Statistical language models are very crucial in Natural Language Processing (NLP) such as speech recognition and machine translation. We demonstrated in this post the main concepts behind statistical language models using the character-level language model. The task of this model is to generate names character by character using names obtained from census data that were consisted of 5,163 names. Below are the main key takeaways:

- If we have more data, a bigger model, and train longer, we may get more interesting results. However, to get very interesting results, we should instead use
**Long Short-Term Memory (LSTM)**model with more than one layer deep. People have used 3 layers deep LSTM model with dropout and were able to generate very interesting results when applied on cookbooks and Shakespeare poems. LSTM models outperform simple RNN due to its ability in capturing longer time dependencies. - With the sampling technique we're using, don't expect the RNN to generate meaningful sequence of characters (names).

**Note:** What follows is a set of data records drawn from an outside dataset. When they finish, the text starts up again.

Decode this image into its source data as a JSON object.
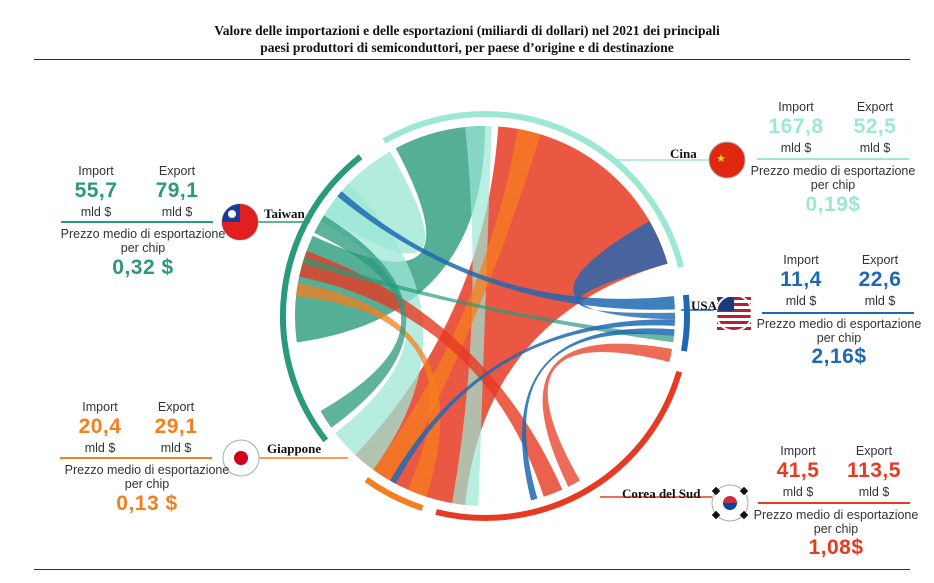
{
  "title_line1": "Valore delle importazioni e delle esportazioni (miliardi di dollari) nel 2021 dei principali",
  "title_line2": "paesi produttori di semiconduttori, per paese d’origine e di destinazione",
  "labels": {
    "import": "Import",
    "export": "Export",
    "unit": "mld $",
    "price_line1": "Prezzo medio di esportazione",
    "price_line2": "per chip"
  },
  "countries": {
    "taiwan": {
      "name": "Taiwan",
      "import": "55,7",
      "export": "79,1",
      "price": "0,32 $",
      "color": "#2a9a7c"
    },
    "cina": {
      "name": "Cina",
      "import": "167,8",
      "export": "52,5",
      "price": "0,19$",
      "color": "#9de7d5"
    },
    "usa": {
      "name": "USA",
      "import": "11,4",
      "export": "22,6",
      "price": "2,16$",
      "color": "#1f68b3"
    },
    "giappone": {
      "name": "Giappone",
      "import": "20,4",
      "export": "29,1",
      "price": "0,13 $",
      "color": "#f57e1e"
    },
    "corea": {
      "name": "Corea del Sud",
      "import": "41,5",
      "export": "113,5",
      "price": "1,08$",
      "color": "#e63a22"
    }
  },
  "chart_data": {
    "type": "chord",
    "title": "Valore delle importazioni e delle esportazioni (miliardi di dollari) nel 2021 dei principali paesi produttori di semiconduttori, per paese d’origine e di destinazione",
    "nodes": [
      "Cina",
      "USA",
      "Corea del Sud",
      "Giappone",
      "Taiwan"
    ],
    "series": [
      {
        "name": "Taiwan",
        "import": 55.7,
        "export": 79.1,
        "avg_export_price_usd": 0.32
      },
      {
        "name": "Cina",
        "import": 167.8,
        "export": 52.5,
        "avg_export_price_usd": 0.19
      },
      {
        "name": "USA",
        "import": 11.4,
        "export": 22.6,
        "avg_export_price_usd": 2.16
      },
      {
        "name": "Giappone",
        "import": 20.4,
        "export": 29.1,
        "avg_export_price_usd": 0.13
      },
      {
        "name": "Corea del Sud",
        "import": 41.5,
        "export": 113.5,
        "avg_export_price_usd": 1.08
      }
    ],
    "unit": "miliardi di dollari"
  }
}
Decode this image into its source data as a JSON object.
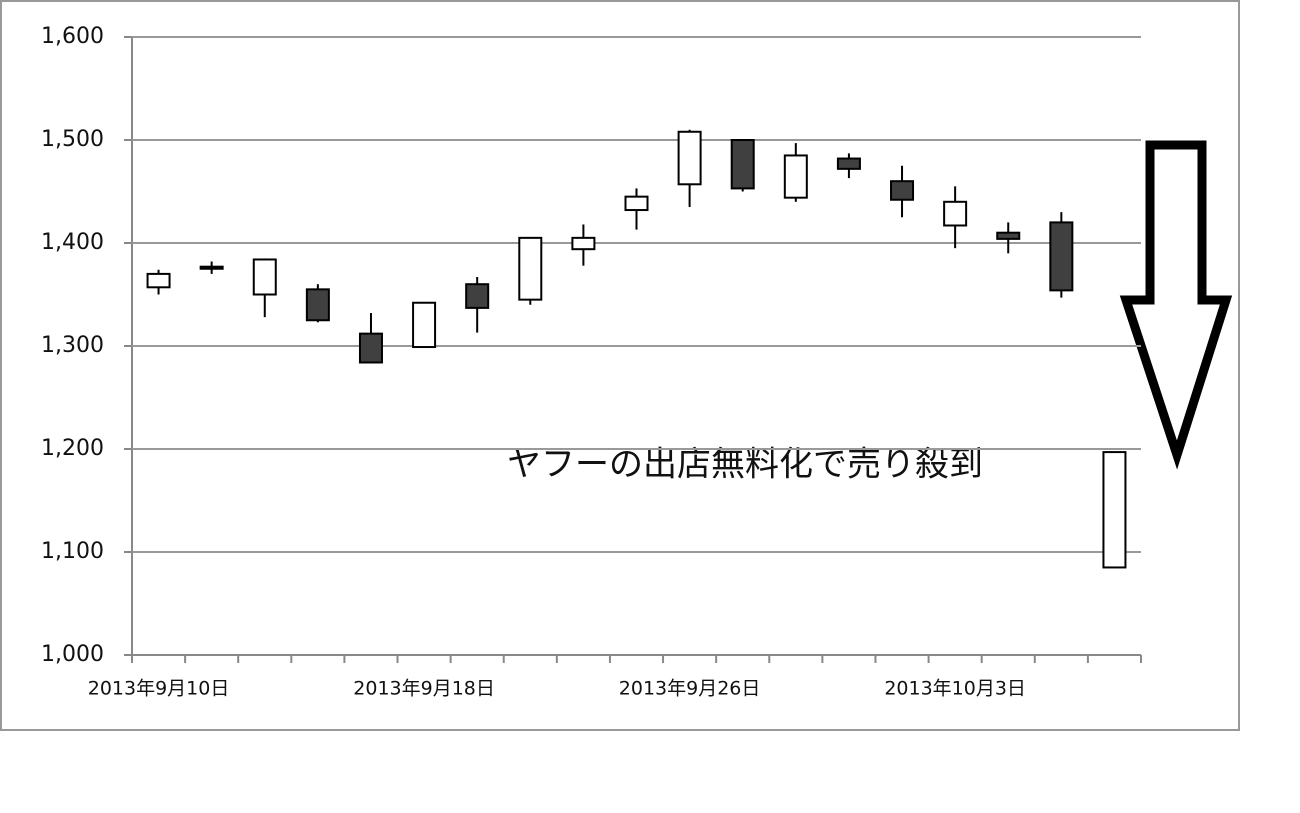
{
  "chart_data": {
    "type": "candlestick",
    "annotation": "ヤフーの出店無料化で売り殺到",
    "categories": [
      "2013年9月10日",
      null,
      null,
      null,
      null,
      "2013年9月18日",
      null,
      null,
      null,
      null,
      "2013年9月26日",
      null,
      null,
      null,
      null,
      "2013年10月3日",
      null,
      null,
      null
    ],
    "open": [
      1357,
      1377,
      1350,
      1355,
      1312,
      1299,
      1360,
      1345,
      1394,
      1432,
      1457,
      1500,
      1444,
      1482,
      1460,
      1417,
      1410,
      1420,
      1085
    ],
    "high": [
      1374,
      1382,
      1385,
      1360,
      1332,
      1342,
      1367,
      1405,
      1418,
      1453,
      1510,
      1500,
      1497,
      1487,
      1475,
      1455,
      1420,
      1430,
      1197
    ],
    "low": [
      1350,
      1370,
      1328,
      1323,
      1284,
      1299,
      1313,
      1340,
      1378,
      1413,
      1435,
      1450,
      1440,
      1463,
      1425,
      1395,
      1390,
      1347,
      1085
    ],
    "close": [
      1370,
      1375,
      1384,
      1325,
      1284,
      1342,
      1337,
      1405,
      1405,
      1445,
      1508,
      1453,
      1485,
      1472,
      1442,
      1440,
      1404,
      1354,
      1197
    ],
    "up_color": "#ffffff",
    "down_color": "#404040",
    "ylim": [
      1000,
      1600
    ],
    "yticks": [
      {
        "value": 1000,
        "label": "1,000"
      },
      {
        "value": 1100,
        "label": "1,100"
      },
      {
        "value": 1200,
        "label": "1,200"
      },
      {
        "value": 1300,
        "label": "1,300"
      },
      {
        "value": 1400,
        "label": "1,400"
      },
      {
        "value": 1500,
        "label": "1,500"
      },
      {
        "value": 1600,
        "label": "1,600"
      }
    ],
    "grid": true
  }
}
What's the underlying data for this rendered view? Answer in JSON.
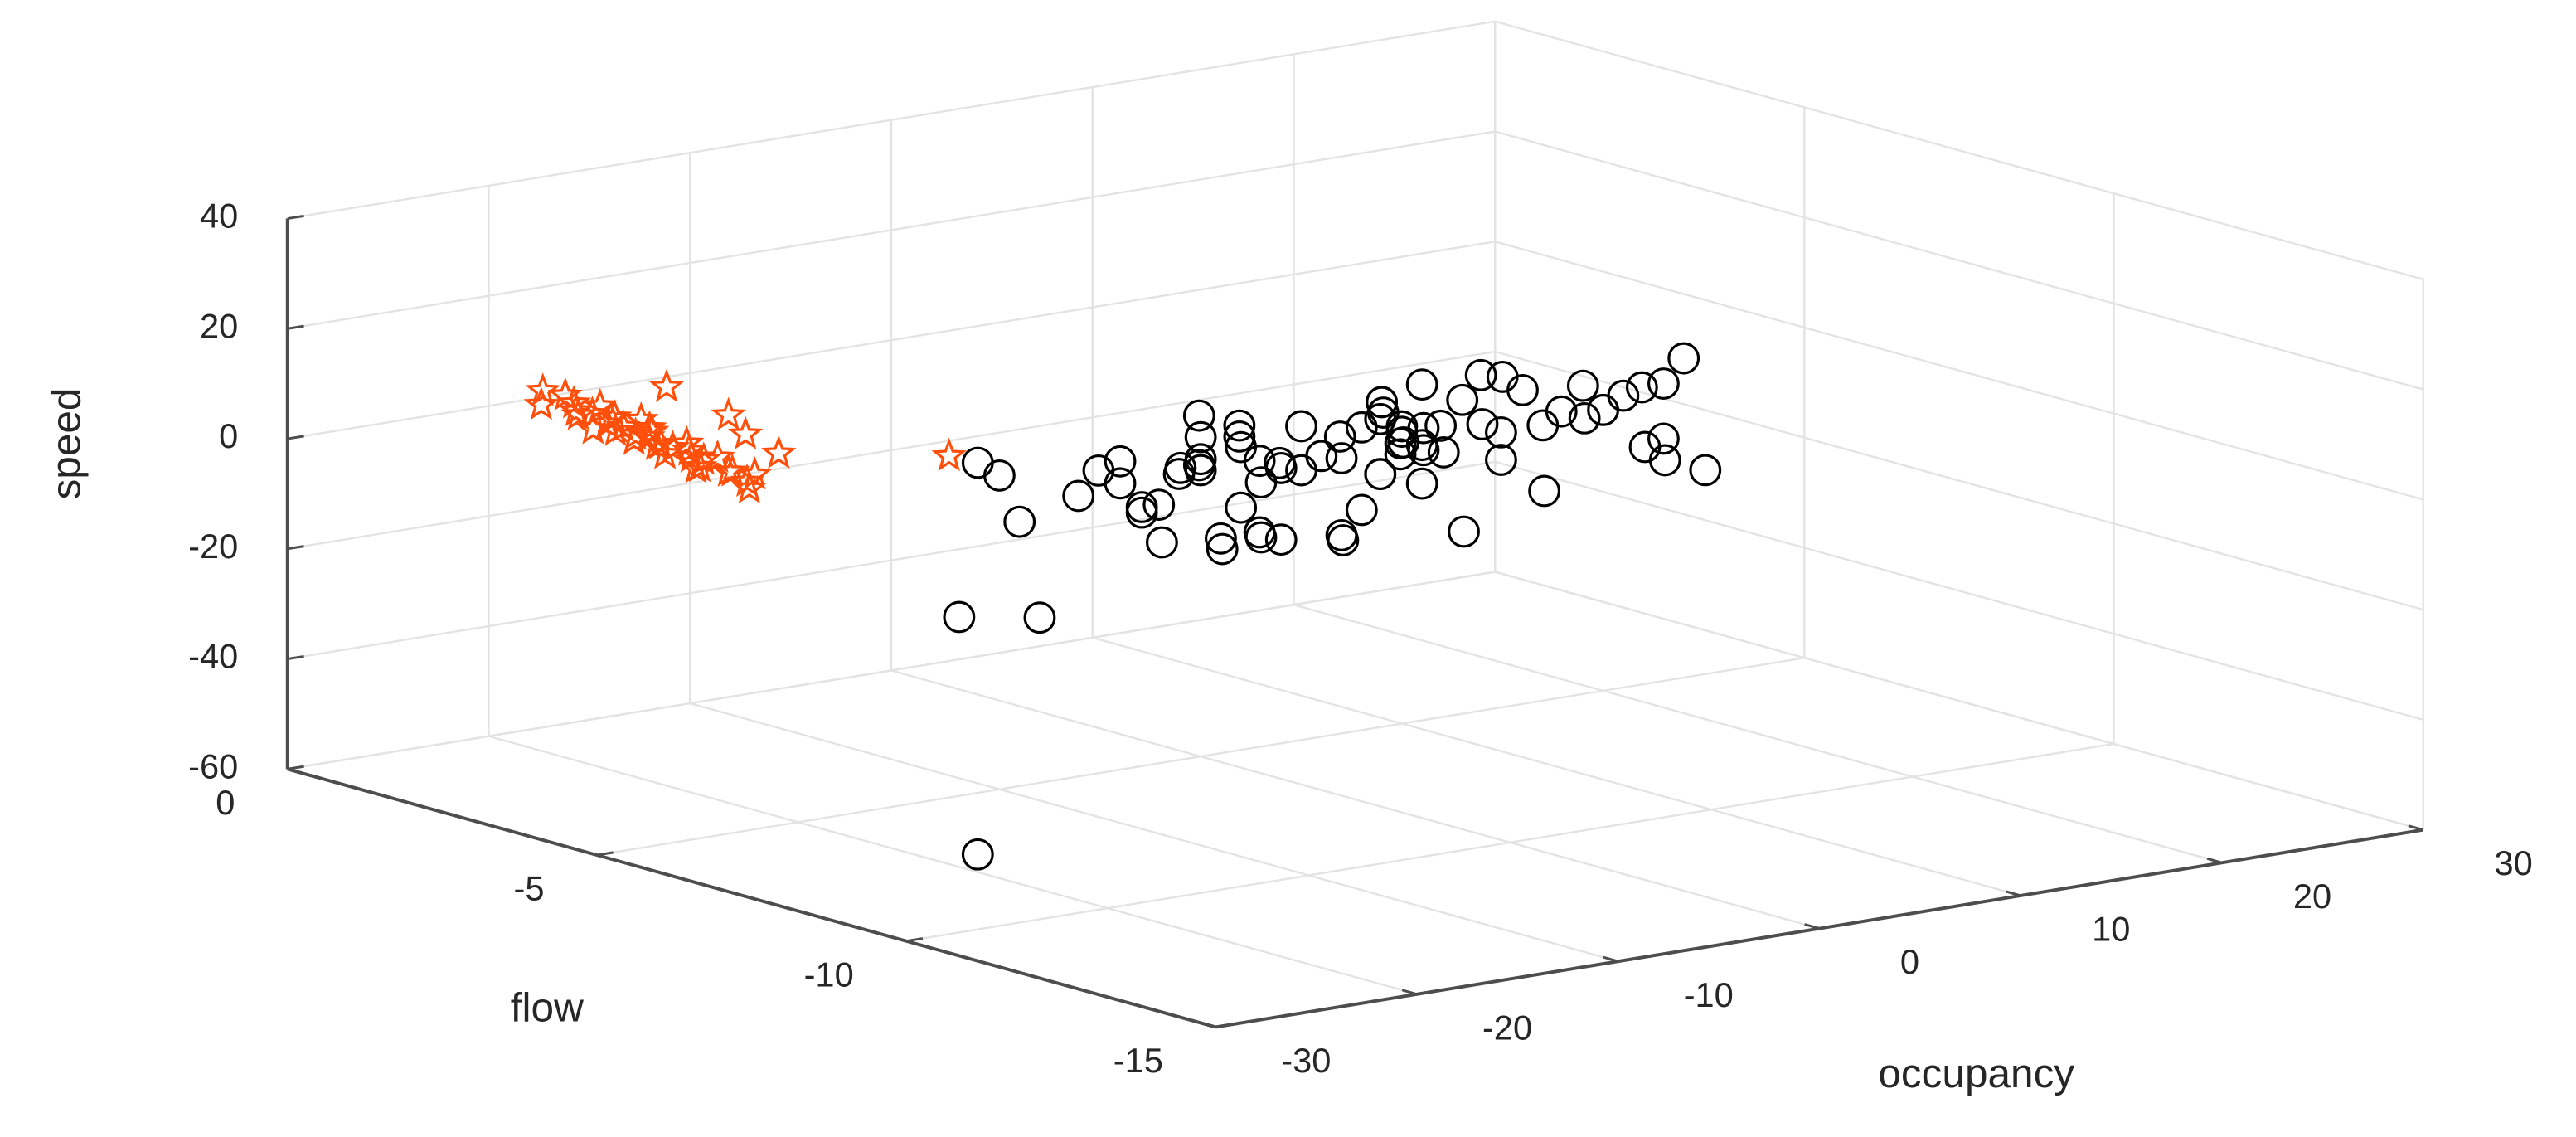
{
  "chart_data": {
    "type": "scatter3d",
    "xlabel": "flow",
    "ylabel": "occupancy",
    "zlabel": "speed",
    "xlim": [
      -15,
      0
    ],
    "xticks": [
      -15,
      -10,
      -5,
      0
    ],
    "ylim": [
      -30,
      30
    ],
    "yticks": [
      -30,
      -20,
      -10,
      0,
      10,
      20,
      30
    ],
    "zlim": [
      -60,
      40
    ],
    "zticks": [
      -60,
      -40,
      -20,
      0,
      20,
      40
    ],
    "grid": true,
    "series": [
      {
        "color": "#ff4f0a",
        "marker": "star",
        "x": [
          -2.5,
          -2.7,
          -2.8,
          -3.0,
          -3.1,
          -3.2,
          -3.3,
          -3.4,
          -3.5,
          -3.6,
          -3.6,
          -3.7,
          -3.8,
          -3.9,
          -4.0,
          -4.0,
          -4.1,
          -4.2,
          -4.3,
          -4.4,
          -4.5,
          -4.5,
          -4.6,
          -4.7,
          -4.8,
          -4.9,
          -5.0,
          -5.1,
          -5.2,
          -5.3,
          -5.4,
          -5.5,
          -5.6,
          -5.8,
          -6.0,
          -3.2,
          -4.2,
          -4.8,
          -5.5,
          -3.8,
          -5
        ],
        "y": [
          -25,
          -24.5,
          -26,
          -25,
          -24,
          -25.5,
          -25,
          -26,
          -24.5,
          -25,
          -23.5,
          -25.5,
          -25,
          -24,
          -26,
          -25,
          -24.5,
          -25,
          -26,
          -25,
          -24,
          -25.5,
          -25,
          -24.5,
          -26,
          -25,
          -24,
          -25,
          -25.5,
          -26,
          -24.5,
          -25,
          -24,
          -25,
          -25.5,
          -21,
          -21,
          -22,
          -22.5,
          -26.5,
          -12.5
        ],
        "z": [
          13.5,
          13,
          12.5,
          12.8,
          12,
          12.3,
          11.8,
          12.5,
          11.5,
          11.9,
          10.8,
          11.6,
          11,
          10.5,
          11.5,
          10.2,
          10.8,
          10.4,
          10.8,
          9.8,
          9.6,
          10.2,
          9.7,
          9.2,
          9.8,
          8.9,
          8.6,
          9.1,
          8.4,
          8.8,
          7.6,
          8.2,
          7.4,
          7.3,
          7.0,
          14,
          12,
          11,
          10,
          11.5,
          2
        ]
      },
      {
        "color": "#000000",
        "marker": "circle",
        "x": [
          -5,
          -4,
          -6,
          -5,
          -5,
          -4,
          -6,
          -5,
          -4,
          -5,
          -5,
          -4,
          -6,
          -5,
          -5,
          -4,
          -6,
          -5,
          -4,
          -5,
          -5,
          -4,
          -6,
          -5,
          -5,
          -4,
          -6,
          -5,
          -4,
          -5,
          -5,
          -4,
          -6,
          -5,
          -5,
          -4,
          -6,
          -5,
          -4,
          -5,
          -5,
          -4,
          -6,
          -5,
          -5,
          -4,
          -6,
          -5,
          -4,
          -5,
          -5,
          -4,
          -6,
          -5,
          -5,
          -4,
          -6,
          -5,
          -4,
          -5,
          -5,
          -4,
          -6,
          -5,
          -5,
          -4,
          -6,
          -5,
          -4,
          -5,
          -5,
          -4,
          -6,
          -5,
          -5,
          -4,
          -6,
          -5,
          -4,
          -5,
          -5,
          -5,
          -8
        ],
        "y": [
          -10,
          -8,
          -6,
          -9,
          -4,
          -2,
          -5,
          0,
          1,
          -1,
          2,
          3,
          4,
          5,
          6,
          7,
          8,
          9,
          10,
          11,
          3,
          5,
          7,
          2,
          4,
          6,
          8,
          10,
          12,
          1,
          0,
          -3,
          -6,
          13,
          14,
          15,
          16,
          17,
          18,
          19,
          20,
          21,
          22,
          23,
          24,
          25,
          9,
          11,
          13,
          7,
          5,
          3,
          6,
          8,
          10,
          12,
          14,
          4,
          2,
          0,
          15,
          17,
          19,
          21,
          23,
          12,
          10,
          8,
          6,
          9,
          11,
          13,
          -2,
          -4,
          16,
          18,
          20,
          7,
          5,
          3,
          -12,
          -8,
          -20.3
        ],
        "z": [
          -3,
          -5,
          -8,
          -12,
          -4,
          -10,
          -15,
          -2,
          -18,
          -7,
          -5,
          -12,
          -20,
          -3,
          -9,
          -14,
          -6,
          -1,
          -11,
          -17,
          -22,
          -8,
          -4,
          -16,
          -10,
          -13,
          -2,
          -7,
          -19,
          -21,
          -6,
          -14,
          -9,
          -3,
          -8,
          -12,
          -5,
          -10,
          -15,
          -4,
          -9,
          -13,
          -18,
          -6,
          -2,
          -11,
          -7,
          1,
          -16,
          -24,
          -11,
          -3,
          2,
          -20,
          -6,
          -9,
          -17,
          -23,
          -13,
          -8,
          0,
          -4,
          -12,
          -7,
          -16,
          -19,
          -22,
          -5,
          -26,
          -1,
          -10,
          -14,
          -18,
          -8,
          -3,
          -20,
          -15,
          -10,
          -6,
          -12,
          -27.5,
          -30,
          -56.3
        ]
      }
    ]
  }
}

- We used in this post each name as its own sequence; however, we may be able to speed up learning and get better results if we increase the batch size; let's say from one name to a sequence of 50 characters.
- We can control the level of randomness using the sampling strategy. Here, we balanced between what the model thinks it's the right character and the level of randomness.